Lévy prend soin de ne pas spéculer sur l’avenir de la guerre dans le film, se concentrant plutôt sur les témoins oculaires. Mais après de nombreux voyages, il a la « conviction que les Ukrainiens vont gagner ». C’est juste une question de combien de temps, à quel prix et avec quelle aide des nations occidentales. “Chaque semaine, chaque jour, a un coût réel”, a-t-il déclaré. “Et en retardant cette victoire, en refusant d’accélérer, l’Occident assume une énorme responsabilité. Plus la victoire de l’Ukraine tarde, plus le désastre grandit.

Slava Ukraini a été créée en février en France et sortira dans les salles américaines ce mois-ci.

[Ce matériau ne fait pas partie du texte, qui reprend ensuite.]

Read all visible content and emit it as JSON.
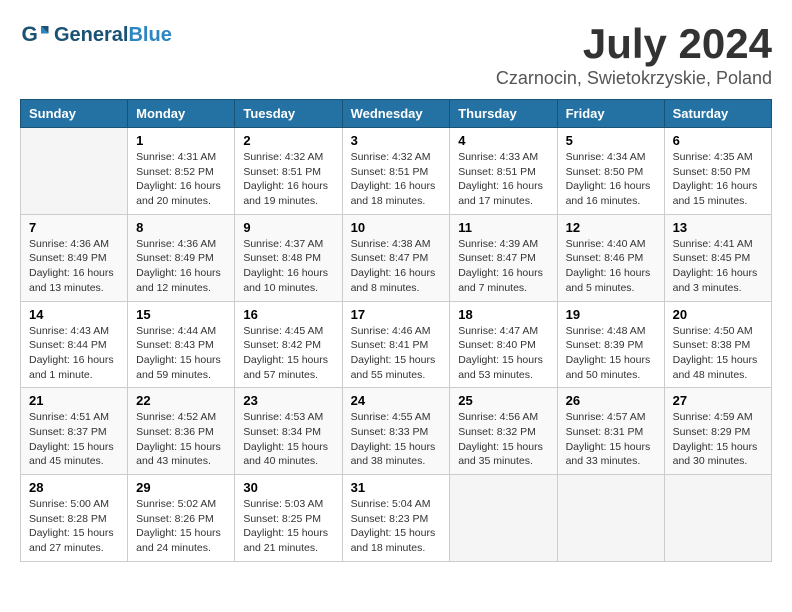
{
  "header": {
    "logo_general": "General",
    "logo_blue": "Blue",
    "month_year": "July 2024",
    "location": "Czarnocin, Swietokrzyskie, Poland"
  },
  "days_of_week": [
    "Sunday",
    "Monday",
    "Tuesday",
    "Wednesday",
    "Thursday",
    "Friday",
    "Saturday"
  ],
  "weeks": [
    [
      {
        "day": "",
        "sunrise": "",
        "sunset": "",
        "daylight": ""
      },
      {
        "day": "1",
        "sunrise": "Sunrise: 4:31 AM",
        "sunset": "Sunset: 8:52 PM",
        "daylight": "Daylight: 16 hours and 20 minutes."
      },
      {
        "day": "2",
        "sunrise": "Sunrise: 4:32 AM",
        "sunset": "Sunset: 8:51 PM",
        "daylight": "Daylight: 16 hours and 19 minutes."
      },
      {
        "day": "3",
        "sunrise": "Sunrise: 4:32 AM",
        "sunset": "Sunset: 8:51 PM",
        "daylight": "Daylight: 16 hours and 18 minutes."
      },
      {
        "day": "4",
        "sunrise": "Sunrise: 4:33 AM",
        "sunset": "Sunset: 8:51 PM",
        "daylight": "Daylight: 16 hours and 17 minutes."
      },
      {
        "day": "5",
        "sunrise": "Sunrise: 4:34 AM",
        "sunset": "Sunset: 8:50 PM",
        "daylight": "Daylight: 16 hours and 16 minutes."
      },
      {
        "day": "6",
        "sunrise": "Sunrise: 4:35 AM",
        "sunset": "Sunset: 8:50 PM",
        "daylight": "Daylight: 16 hours and 15 minutes."
      }
    ],
    [
      {
        "day": "7",
        "sunrise": "Sunrise: 4:36 AM",
        "sunset": "Sunset: 8:49 PM",
        "daylight": "Daylight: 16 hours and 13 minutes."
      },
      {
        "day": "8",
        "sunrise": "Sunrise: 4:36 AM",
        "sunset": "Sunset: 8:49 PM",
        "daylight": "Daylight: 16 hours and 12 minutes."
      },
      {
        "day": "9",
        "sunrise": "Sunrise: 4:37 AM",
        "sunset": "Sunset: 8:48 PM",
        "daylight": "Daylight: 16 hours and 10 minutes."
      },
      {
        "day": "10",
        "sunrise": "Sunrise: 4:38 AM",
        "sunset": "Sunset: 8:47 PM",
        "daylight": "Daylight: 16 hours and 8 minutes."
      },
      {
        "day": "11",
        "sunrise": "Sunrise: 4:39 AM",
        "sunset": "Sunset: 8:47 PM",
        "daylight": "Daylight: 16 hours and 7 minutes."
      },
      {
        "day": "12",
        "sunrise": "Sunrise: 4:40 AM",
        "sunset": "Sunset: 8:46 PM",
        "daylight": "Daylight: 16 hours and 5 minutes."
      },
      {
        "day": "13",
        "sunrise": "Sunrise: 4:41 AM",
        "sunset": "Sunset: 8:45 PM",
        "daylight": "Daylight: 16 hours and 3 minutes."
      }
    ],
    [
      {
        "day": "14",
        "sunrise": "Sunrise: 4:43 AM",
        "sunset": "Sunset: 8:44 PM",
        "daylight": "Daylight: 16 hours and 1 minute."
      },
      {
        "day": "15",
        "sunrise": "Sunrise: 4:44 AM",
        "sunset": "Sunset: 8:43 PM",
        "daylight": "Daylight: 15 hours and 59 minutes."
      },
      {
        "day": "16",
        "sunrise": "Sunrise: 4:45 AM",
        "sunset": "Sunset: 8:42 PM",
        "daylight": "Daylight: 15 hours and 57 minutes."
      },
      {
        "day": "17",
        "sunrise": "Sunrise: 4:46 AM",
        "sunset": "Sunset: 8:41 PM",
        "daylight": "Daylight: 15 hours and 55 minutes."
      },
      {
        "day": "18",
        "sunrise": "Sunrise: 4:47 AM",
        "sunset": "Sunset: 8:40 PM",
        "daylight": "Daylight: 15 hours and 53 minutes."
      },
      {
        "day": "19",
        "sunrise": "Sunrise: 4:48 AM",
        "sunset": "Sunset: 8:39 PM",
        "daylight": "Daylight: 15 hours and 50 minutes."
      },
      {
        "day": "20",
        "sunrise": "Sunrise: 4:50 AM",
        "sunset": "Sunset: 8:38 PM",
        "daylight": "Daylight: 15 hours and 48 minutes."
      }
    ],
    [
      {
        "day": "21",
        "sunrise": "Sunrise: 4:51 AM",
        "sunset": "Sunset: 8:37 PM",
        "daylight": "Daylight: 15 hours and 45 minutes."
      },
      {
        "day": "22",
        "sunrise": "Sunrise: 4:52 AM",
        "sunset": "Sunset: 8:36 PM",
        "daylight": "Daylight: 15 hours and 43 minutes."
      },
      {
        "day": "23",
        "sunrise": "Sunrise: 4:53 AM",
        "sunset": "Sunset: 8:34 PM",
        "daylight": "Daylight: 15 hours and 40 minutes."
      },
      {
        "day": "24",
        "sunrise": "Sunrise: 4:55 AM",
        "sunset": "Sunset: 8:33 PM",
        "daylight": "Daylight: 15 hours and 38 minutes."
      },
      {
        "day": "25",
        "sunrise": "Sunrise: 4:56 AM",
        "sunset": "Sunset: 8:32 PM",
        "daylight": "Daylight: 15 hours and 35 minutes."
      },
      {
        "day": "26",
        "sunrise": "Sunrise: 4:57 AM",
        "sunset": "Sunset: 8:31 PM",
        "daylight": "Daylight: 15 hours and 33 minutes."
      },
      {
        "day": "27",
        "sunrise": "Sunrise: 4:59 AM",
        "sunset": "Sunset: 8:29 PM",
        "daylight": "Daylight: 15 hours and 30 minutes."
      }
    ],
    [
      {
        "day": "28",
        "sunrise": "Sunrise: 5:00 AM",
        "sunset": "Sunset: 8:28 PM",
        "daylight": "Daylight: 15 hours and 27 minutes."
      },
      {
        "day": "29",
        "sunrise": "Sunrise: 5:02 AM",
        "sunset": "Sunset: 8:26 PM",
        "daylight": "Daylight: 15 hours and 24 minutes."
      },
      {
        "day": "30",
        "sunrise": "Sunrise: 5:03 AM",
        "sunset": "Sunset: 8:25 PM",
        "daylight": "Daylight: 15 hours and 21 minutes."
      },
      {
        "day": "31",
        "sunrise": "Sunrise: 5:04 AM",
        "sunset": "Sunset: 8:23 PM",
        "daylight": "Daylight: 15 hours and 18 minutes."
      },
      {
        "day": "",
        "sunrise": "",
        "sunset": "",
        "daylight": ""
      },
      {
        "day": "",
        "sunrise": "",
        "sunset": "",
        "daylight": ""
      },
      {
        "day": "",
        "sunrise": "",
        "sunset": "",
        "daylight": ""
      }
    ]
  ]
}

Mais une importance particulière pour Lévy a été une projection la semaine dernière aux Nations Unies, où la Russie vient de terminer un mandat honteux en tant que président du Conseil de sécurité. “J’espère qu’ils verront ce que je sais”, a déclaré Lévy à propos des nombreux diplomates présents ce soir-là. « J’espère qu’ils trouveront ce qu’ils doivent. Et j’espère que cela aura un effet dans certains des États qui seront représentés ce soir-là.